COUR D'APPEL DE BASSE-TERRE
CHAMBRE SOCIALE ARRÊT No 1 DU NEUF JANVIER DEUX MILLE DIX SEPT
AFFAIRE No : 15/ 00929
Décision déférée à la Cour : Jugement du Conseil de Prud'hommes de POINTE A PITRE du 21 mai 2015- Section Commerce.
APPELANTE
Madame Marie-Hélène X... ...97115 SAINTE-ROSE Représentée par Maître Evelyne DEMOCRITE (Toque 47) substituée par Maître Muriel RODES, avocat au barreau de GUADELOUPE/ ST MARTIN/ ST BART
INTIMÉE
SOCIETE PAIN AW Le Boyer Bourg 97115 SAINTE-ROSE
Dispensée de comparaître en application des dispositions des articles 446-1 et 946 du Code de Procédure Civile
Ayant pour conseil, Maître Betty NAEJUS (Toque 108), avocat au barreau de GUADELOUPE/ ST MARTIN/ ST BART
COMPOSITION DE LA COUR :
En application des dispositions de l'article 945-1 du code de procédure civile, l'affaire a été débattue le 28 novembre 2016, en audience publique, les parties ne s'y étant pas opposées, devant M. Bernard Rousseau, président de chambre, chargé d'instruire l'affaire.
Ce magistrat a rendu compte des plaidoiries dans le délibéré de la Cour, composée de :
M. Bernard Rousseau, président de chambre, président, Mme Marie-Josée Bolnet, conseiller, Mme Françoise Gaudin, conseiller,
Les parties présentes à l'audience ont été avisées à l'issue des débats de ce que l'arrêt sera prononcé par sa mise à disposition au greffe de la cour le 9 janvier 2017.

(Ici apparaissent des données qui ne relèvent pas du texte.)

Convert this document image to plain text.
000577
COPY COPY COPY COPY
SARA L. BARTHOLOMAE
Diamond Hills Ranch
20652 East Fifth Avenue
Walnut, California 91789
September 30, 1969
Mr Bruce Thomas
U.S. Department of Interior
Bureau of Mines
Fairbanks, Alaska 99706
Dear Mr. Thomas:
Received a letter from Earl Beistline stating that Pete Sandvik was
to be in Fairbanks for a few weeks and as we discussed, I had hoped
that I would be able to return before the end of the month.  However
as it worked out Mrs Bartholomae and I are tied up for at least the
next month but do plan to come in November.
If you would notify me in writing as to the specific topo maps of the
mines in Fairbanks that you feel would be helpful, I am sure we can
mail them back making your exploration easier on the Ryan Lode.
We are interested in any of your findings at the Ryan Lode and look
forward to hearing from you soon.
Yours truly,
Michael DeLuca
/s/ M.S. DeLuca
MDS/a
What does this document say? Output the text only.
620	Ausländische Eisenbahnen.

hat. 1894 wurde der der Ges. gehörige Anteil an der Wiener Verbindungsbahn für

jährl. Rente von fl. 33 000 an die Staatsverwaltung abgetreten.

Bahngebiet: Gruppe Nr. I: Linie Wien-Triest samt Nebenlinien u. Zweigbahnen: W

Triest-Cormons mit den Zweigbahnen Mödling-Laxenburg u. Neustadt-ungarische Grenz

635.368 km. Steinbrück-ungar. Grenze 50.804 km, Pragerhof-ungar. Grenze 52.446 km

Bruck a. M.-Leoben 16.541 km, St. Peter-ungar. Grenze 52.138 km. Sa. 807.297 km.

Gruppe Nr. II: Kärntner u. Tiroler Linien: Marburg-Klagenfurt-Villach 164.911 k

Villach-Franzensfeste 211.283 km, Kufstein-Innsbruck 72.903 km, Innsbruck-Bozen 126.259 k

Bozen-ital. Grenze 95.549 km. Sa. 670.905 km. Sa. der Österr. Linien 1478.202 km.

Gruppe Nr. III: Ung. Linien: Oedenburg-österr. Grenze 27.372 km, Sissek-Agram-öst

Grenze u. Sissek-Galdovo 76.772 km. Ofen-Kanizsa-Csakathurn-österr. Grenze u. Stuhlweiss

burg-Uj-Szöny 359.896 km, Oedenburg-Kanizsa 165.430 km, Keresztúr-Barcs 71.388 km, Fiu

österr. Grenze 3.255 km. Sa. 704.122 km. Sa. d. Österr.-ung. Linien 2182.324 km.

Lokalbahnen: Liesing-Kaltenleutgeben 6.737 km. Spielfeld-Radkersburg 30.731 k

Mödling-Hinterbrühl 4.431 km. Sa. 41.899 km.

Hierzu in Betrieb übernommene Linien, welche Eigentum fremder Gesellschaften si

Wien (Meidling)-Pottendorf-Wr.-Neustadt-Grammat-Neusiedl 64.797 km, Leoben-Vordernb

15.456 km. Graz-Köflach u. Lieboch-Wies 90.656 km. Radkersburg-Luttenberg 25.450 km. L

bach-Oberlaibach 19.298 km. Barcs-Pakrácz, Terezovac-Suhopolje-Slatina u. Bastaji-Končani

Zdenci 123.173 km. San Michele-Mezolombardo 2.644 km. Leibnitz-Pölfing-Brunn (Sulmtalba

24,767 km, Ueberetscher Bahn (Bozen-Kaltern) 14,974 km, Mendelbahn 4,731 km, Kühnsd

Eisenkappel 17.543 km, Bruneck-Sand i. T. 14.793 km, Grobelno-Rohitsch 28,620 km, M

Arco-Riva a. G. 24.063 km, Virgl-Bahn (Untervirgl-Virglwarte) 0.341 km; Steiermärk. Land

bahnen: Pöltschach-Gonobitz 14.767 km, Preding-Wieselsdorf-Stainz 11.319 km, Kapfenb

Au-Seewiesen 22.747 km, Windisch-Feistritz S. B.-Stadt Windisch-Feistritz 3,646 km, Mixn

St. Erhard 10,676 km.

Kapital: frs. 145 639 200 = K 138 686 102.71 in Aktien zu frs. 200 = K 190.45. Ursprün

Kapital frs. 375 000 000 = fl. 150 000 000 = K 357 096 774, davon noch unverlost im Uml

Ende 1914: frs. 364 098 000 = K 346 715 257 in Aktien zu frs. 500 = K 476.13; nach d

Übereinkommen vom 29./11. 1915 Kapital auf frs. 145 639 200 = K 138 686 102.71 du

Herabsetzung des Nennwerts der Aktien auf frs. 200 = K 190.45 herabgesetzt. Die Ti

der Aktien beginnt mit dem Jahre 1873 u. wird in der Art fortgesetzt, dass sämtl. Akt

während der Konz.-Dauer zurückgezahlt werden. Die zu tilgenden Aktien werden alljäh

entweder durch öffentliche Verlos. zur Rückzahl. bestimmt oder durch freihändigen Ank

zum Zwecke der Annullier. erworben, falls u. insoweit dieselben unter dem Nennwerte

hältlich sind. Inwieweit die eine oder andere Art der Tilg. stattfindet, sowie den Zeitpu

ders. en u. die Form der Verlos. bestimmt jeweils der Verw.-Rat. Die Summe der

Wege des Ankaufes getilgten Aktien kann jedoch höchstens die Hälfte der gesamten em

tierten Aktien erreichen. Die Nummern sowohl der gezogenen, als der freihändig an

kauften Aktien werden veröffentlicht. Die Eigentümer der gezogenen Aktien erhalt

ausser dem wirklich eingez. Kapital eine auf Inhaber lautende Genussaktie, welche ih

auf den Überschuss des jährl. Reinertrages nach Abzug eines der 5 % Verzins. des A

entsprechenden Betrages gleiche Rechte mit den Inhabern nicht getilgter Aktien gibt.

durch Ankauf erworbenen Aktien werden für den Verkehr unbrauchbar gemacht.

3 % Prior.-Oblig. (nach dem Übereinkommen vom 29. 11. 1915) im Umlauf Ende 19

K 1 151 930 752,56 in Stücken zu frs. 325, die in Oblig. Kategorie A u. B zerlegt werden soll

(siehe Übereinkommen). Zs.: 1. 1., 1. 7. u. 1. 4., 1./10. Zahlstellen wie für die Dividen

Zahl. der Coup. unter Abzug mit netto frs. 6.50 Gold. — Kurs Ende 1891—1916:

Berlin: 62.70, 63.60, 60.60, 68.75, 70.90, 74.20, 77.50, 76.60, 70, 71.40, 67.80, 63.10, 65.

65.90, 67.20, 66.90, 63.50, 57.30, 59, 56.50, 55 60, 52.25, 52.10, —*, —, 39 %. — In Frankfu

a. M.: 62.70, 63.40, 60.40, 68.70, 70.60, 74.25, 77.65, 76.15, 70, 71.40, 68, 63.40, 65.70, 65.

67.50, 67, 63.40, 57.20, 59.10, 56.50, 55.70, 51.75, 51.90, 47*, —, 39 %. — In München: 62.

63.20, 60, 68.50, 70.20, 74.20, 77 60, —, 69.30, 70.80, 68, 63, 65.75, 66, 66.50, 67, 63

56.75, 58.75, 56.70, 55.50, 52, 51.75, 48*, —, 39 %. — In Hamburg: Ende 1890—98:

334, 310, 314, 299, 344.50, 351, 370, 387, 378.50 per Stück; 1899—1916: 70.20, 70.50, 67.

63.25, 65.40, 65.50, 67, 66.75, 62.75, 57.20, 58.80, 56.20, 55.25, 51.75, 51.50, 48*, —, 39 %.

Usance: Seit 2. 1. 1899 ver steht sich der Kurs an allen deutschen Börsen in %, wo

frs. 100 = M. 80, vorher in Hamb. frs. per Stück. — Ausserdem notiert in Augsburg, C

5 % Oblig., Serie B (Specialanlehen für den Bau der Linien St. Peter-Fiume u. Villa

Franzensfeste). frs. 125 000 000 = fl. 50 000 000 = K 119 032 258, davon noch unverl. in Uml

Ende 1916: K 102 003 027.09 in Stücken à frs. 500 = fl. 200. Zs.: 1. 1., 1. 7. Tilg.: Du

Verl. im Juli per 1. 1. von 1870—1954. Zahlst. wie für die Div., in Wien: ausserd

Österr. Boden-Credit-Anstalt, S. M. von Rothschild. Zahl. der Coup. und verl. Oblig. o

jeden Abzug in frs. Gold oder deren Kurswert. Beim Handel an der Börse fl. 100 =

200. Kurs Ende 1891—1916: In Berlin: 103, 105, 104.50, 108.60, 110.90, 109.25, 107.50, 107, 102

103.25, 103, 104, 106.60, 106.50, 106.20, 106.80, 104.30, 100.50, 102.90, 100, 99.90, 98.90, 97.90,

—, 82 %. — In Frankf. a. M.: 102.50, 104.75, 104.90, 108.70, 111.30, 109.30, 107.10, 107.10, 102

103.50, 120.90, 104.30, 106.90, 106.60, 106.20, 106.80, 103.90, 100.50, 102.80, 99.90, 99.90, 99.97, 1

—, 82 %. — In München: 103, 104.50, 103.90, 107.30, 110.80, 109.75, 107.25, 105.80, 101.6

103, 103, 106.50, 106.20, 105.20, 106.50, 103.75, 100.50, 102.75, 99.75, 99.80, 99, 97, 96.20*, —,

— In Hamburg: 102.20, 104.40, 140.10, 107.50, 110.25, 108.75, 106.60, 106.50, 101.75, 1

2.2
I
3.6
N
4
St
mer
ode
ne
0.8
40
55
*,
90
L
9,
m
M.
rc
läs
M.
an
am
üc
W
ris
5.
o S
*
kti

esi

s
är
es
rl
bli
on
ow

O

GREFFIER Lors des débats : Mme Valérie Souriant, greffier.
ARRÊT :
Contradictoire, prononcé publiquement par mise à disposition de l'arrêt au greffe de la cour, les parties en ayant été préalablement avisées conformément à l'article 450 al 2 du CPC. Signé par M. Bernard Rousseau, président de chambre, président et par Mme Valérie Souriant, greffier, à laquelle la décision a été remise par le magistrat signataire.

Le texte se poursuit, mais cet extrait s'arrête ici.